Ils sont manifestement déçu[e]s, il culpabilisent les manifestants pour le fait d’être-là, ils traduisent un manque toxicomane de voir couler le sang, ils cherchent à la loupe le personnage dégouttant, la phrase raciste, suprémaciste, antisémite, anti-islamique, anti-“nègre”, anti-pauvres, anti-prolétaires, manouvrières (… Maintenant ils/elles sont en train de criminaliserBenjamin Coriat, invité à s’exprimer, si l’on peut dire, à une émission de télévision [NDLR]). Ils prétendent imposer une idolâtrie, un amour fétichiste envers LA POLICE…

Ils se plaignent du fait qu’il y ait seulement 1800 policiers, accusent  les manifestants de « cyberguerre », d’« hystérie sur les social-networks »… Il y a quelqu’un qui dit qu’est « hallucinant » que ces hommes et femmes soient encore là… coupables du crime de « saboter l’économie française », et de contraindre les privilégiés de « financer par la fiscalité générale, par des impôts progressifs, la solidarité générale »… Il y a des ‘“zombis” qui tirent les oreilles à… MACRON, qu’aurait exagéré en palinodies !!!! Il y a beaucoup de plus “macronistes” que Macron !!!

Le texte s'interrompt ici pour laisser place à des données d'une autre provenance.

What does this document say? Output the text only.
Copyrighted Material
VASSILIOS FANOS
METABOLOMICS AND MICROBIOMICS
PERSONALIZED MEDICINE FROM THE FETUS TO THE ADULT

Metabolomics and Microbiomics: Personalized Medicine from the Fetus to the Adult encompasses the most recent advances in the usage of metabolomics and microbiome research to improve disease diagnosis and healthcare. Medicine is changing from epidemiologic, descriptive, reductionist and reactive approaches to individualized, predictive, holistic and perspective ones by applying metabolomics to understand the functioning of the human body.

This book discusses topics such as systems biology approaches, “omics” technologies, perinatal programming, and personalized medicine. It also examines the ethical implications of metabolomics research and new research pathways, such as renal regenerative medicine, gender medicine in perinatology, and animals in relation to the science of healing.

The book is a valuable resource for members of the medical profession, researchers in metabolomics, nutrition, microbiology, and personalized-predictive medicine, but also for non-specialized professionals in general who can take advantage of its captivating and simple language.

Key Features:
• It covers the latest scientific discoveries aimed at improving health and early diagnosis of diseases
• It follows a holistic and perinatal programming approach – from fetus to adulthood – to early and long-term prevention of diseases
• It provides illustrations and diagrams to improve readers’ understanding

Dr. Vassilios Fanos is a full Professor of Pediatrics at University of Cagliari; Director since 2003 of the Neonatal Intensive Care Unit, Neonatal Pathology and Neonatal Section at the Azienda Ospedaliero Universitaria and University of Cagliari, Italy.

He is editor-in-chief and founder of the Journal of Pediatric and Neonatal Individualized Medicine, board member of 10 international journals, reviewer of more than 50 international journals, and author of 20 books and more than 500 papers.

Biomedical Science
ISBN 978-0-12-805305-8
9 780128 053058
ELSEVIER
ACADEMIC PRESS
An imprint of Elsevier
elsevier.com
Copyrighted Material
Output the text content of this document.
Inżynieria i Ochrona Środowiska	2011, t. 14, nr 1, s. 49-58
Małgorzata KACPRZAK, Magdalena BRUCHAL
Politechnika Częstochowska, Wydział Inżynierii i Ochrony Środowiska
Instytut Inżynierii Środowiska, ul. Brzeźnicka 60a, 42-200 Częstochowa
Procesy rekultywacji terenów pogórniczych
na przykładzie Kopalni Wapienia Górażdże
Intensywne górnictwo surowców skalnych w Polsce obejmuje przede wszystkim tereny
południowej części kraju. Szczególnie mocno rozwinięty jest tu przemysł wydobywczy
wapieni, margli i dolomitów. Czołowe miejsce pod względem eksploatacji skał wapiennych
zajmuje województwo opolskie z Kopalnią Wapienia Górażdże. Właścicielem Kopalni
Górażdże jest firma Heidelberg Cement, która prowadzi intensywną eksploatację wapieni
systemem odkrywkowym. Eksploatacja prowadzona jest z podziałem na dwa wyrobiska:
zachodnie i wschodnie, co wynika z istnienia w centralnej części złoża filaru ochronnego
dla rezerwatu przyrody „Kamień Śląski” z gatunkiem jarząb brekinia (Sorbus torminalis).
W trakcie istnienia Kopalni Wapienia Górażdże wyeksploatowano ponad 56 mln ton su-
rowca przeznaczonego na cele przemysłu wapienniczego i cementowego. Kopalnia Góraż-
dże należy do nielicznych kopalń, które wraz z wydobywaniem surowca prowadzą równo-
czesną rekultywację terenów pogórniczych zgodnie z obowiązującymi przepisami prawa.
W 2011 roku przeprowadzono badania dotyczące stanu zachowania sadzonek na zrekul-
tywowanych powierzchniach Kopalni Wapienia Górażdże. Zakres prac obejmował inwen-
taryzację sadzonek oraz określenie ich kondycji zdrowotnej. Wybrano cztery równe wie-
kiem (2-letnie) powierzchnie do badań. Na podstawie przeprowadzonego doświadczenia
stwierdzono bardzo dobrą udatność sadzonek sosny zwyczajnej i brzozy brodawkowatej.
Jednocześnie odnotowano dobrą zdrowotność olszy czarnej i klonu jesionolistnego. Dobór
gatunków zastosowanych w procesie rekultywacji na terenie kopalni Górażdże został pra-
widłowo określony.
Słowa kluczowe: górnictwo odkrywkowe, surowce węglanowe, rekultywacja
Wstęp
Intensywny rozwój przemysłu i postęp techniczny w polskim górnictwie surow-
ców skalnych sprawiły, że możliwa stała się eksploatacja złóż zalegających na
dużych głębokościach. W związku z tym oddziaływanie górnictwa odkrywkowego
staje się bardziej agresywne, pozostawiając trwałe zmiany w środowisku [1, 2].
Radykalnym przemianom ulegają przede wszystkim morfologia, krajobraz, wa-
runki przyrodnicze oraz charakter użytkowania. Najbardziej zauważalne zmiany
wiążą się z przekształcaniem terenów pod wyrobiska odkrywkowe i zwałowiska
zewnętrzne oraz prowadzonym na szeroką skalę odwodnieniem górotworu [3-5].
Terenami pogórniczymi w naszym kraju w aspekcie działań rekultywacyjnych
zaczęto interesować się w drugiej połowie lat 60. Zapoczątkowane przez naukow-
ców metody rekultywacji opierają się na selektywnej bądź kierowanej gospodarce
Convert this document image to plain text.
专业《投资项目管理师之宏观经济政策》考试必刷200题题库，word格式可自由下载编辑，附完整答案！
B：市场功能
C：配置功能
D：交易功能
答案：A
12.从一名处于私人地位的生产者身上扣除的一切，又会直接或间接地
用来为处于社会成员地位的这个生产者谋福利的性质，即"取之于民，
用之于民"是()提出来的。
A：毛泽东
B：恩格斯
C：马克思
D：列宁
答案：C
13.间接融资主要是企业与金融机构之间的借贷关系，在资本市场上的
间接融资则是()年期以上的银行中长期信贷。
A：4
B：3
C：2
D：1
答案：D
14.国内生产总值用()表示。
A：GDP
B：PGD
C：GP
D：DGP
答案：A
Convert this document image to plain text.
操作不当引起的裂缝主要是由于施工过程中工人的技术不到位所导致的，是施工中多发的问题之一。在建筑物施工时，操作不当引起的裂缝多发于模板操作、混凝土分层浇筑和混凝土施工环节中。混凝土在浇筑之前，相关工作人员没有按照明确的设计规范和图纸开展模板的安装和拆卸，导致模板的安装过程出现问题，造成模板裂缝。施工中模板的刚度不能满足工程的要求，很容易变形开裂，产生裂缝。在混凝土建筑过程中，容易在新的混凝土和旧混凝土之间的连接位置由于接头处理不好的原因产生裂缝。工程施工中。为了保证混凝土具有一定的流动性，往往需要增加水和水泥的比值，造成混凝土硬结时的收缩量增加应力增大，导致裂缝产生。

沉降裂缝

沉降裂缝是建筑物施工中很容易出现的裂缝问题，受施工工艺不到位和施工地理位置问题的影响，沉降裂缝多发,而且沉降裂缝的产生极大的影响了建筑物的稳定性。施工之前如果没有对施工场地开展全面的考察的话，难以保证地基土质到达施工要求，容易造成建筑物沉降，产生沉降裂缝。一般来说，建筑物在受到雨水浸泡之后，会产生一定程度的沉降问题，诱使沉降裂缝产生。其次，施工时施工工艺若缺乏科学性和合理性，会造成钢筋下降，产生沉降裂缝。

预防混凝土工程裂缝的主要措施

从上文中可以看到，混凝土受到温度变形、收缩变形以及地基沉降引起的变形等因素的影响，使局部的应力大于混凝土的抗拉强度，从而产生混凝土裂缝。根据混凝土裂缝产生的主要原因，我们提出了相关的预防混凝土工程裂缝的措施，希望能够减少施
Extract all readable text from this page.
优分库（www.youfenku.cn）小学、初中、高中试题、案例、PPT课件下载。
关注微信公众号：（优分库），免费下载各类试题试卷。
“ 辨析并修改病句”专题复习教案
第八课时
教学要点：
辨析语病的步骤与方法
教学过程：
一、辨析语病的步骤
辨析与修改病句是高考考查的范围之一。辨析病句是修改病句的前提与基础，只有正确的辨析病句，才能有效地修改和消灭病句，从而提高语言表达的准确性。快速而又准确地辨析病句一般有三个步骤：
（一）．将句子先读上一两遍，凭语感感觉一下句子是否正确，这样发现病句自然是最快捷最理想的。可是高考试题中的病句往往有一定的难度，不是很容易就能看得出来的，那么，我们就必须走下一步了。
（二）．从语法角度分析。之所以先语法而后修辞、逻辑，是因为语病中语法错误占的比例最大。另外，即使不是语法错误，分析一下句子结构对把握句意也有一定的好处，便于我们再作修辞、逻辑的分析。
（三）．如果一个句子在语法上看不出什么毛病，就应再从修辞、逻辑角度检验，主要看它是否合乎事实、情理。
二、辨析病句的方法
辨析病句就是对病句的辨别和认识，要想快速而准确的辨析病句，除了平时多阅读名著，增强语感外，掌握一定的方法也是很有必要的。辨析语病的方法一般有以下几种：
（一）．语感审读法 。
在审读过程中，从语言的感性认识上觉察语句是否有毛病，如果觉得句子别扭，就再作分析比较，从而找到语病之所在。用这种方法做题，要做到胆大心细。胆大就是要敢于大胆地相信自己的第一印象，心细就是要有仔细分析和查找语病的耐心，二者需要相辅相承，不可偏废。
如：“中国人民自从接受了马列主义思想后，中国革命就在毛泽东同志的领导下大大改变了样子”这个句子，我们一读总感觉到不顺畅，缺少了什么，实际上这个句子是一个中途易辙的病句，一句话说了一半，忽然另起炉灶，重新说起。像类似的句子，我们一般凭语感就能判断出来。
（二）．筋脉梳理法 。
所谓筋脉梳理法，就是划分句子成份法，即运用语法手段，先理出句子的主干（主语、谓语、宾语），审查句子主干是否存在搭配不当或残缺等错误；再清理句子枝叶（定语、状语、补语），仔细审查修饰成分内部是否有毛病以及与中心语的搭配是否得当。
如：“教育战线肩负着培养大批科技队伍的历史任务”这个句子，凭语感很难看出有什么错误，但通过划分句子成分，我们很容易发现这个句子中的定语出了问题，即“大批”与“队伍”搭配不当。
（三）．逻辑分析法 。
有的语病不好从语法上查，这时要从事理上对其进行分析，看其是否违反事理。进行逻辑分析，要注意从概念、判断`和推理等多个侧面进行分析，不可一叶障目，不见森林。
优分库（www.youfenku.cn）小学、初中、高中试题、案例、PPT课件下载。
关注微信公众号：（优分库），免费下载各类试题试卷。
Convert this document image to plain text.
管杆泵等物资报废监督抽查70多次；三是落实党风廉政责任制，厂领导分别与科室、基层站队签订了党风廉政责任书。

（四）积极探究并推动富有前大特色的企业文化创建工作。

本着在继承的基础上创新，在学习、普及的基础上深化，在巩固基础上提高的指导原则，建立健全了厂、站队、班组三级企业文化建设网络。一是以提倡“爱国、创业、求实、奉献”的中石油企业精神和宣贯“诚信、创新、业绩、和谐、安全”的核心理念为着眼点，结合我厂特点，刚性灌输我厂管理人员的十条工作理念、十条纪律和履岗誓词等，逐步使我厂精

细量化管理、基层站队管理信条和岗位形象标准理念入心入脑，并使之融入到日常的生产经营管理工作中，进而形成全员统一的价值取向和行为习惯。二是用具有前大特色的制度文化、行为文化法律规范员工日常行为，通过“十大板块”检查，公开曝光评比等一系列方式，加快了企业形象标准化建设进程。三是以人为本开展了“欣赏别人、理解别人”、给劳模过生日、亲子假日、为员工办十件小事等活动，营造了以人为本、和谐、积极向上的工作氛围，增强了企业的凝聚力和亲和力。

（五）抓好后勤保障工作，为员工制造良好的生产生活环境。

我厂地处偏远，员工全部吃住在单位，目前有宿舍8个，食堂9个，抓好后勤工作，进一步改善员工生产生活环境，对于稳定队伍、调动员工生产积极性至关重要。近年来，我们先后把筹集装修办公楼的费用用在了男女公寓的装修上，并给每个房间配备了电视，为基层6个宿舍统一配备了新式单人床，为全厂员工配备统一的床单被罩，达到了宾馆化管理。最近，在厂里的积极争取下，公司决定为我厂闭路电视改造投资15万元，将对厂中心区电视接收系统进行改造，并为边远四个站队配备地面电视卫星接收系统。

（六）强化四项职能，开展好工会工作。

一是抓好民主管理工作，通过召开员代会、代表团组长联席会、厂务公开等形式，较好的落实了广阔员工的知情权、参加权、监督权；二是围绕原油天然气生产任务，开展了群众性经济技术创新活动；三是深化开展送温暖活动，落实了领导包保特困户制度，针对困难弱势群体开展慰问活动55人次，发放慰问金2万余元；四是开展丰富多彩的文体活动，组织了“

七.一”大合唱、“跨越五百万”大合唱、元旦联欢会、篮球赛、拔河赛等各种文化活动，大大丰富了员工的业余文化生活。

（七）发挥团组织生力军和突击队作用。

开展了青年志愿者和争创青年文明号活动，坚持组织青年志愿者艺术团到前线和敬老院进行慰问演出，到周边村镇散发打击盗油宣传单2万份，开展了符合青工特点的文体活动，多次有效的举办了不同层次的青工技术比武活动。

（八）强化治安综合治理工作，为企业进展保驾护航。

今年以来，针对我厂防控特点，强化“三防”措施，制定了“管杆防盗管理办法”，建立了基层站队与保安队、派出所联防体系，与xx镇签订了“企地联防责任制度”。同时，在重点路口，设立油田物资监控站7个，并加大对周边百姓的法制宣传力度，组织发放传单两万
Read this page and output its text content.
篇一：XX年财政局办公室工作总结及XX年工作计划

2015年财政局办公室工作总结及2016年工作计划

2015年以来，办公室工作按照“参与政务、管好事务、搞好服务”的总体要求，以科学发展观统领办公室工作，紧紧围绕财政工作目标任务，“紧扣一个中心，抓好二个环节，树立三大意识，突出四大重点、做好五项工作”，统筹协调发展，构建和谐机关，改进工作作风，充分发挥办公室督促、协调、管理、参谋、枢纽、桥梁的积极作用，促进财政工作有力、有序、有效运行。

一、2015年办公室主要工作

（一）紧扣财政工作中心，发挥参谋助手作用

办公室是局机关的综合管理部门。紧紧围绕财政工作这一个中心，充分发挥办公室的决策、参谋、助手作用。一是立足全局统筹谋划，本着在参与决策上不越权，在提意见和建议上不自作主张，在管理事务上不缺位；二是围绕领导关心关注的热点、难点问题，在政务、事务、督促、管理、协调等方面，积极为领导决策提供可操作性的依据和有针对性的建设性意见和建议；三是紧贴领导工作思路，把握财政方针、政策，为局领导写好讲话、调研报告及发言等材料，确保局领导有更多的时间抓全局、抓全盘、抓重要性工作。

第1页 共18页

Le pauvre, brave Gilet-Jaune sur le plateau se défend bec et ongle, comme il peut… Certes, quand il dit « Citoyens, c’est-à-dire tout-le-monde », il énonce une contradictio in adjecto, une contradiction dans les termes… Un certain Éric Drouet accusé de « participation à intention de commettre… », comme Julien Coupat et d’autres la semaine dernière…

Je pense que cela constituera une formidable expérience, qui produira une radicalisation et une ouverture des yeux que… peu importe que je la souhaite…, je pense que pour Eux, les « Pouvoirs constitués », ses Masques & Visages, cela pourrait glisser vers un véritable tsu-na-mi. Peut-être, Vous, « Messieurs les Grands » (comme le dit un couplet de Craônne) vous parviendrez jusqu’à L’AUTOPHAGIE ! !!!!!!!

Post-scriptum/ Ces véritables criminels qui appliquent la doctrine d’origine nazie du « type d’auteur », une sorte de « délit de sale gueule », aux manifestants : si l’on ferait le même sale jeu, combien de racistes, miso-gynes, miso-juifs, miso-islamiques, miso-pauvres… ; combien de “quenellistes” l’on pourrait dénicher, pour après étendre ce jugement essentialiste à tout policier ?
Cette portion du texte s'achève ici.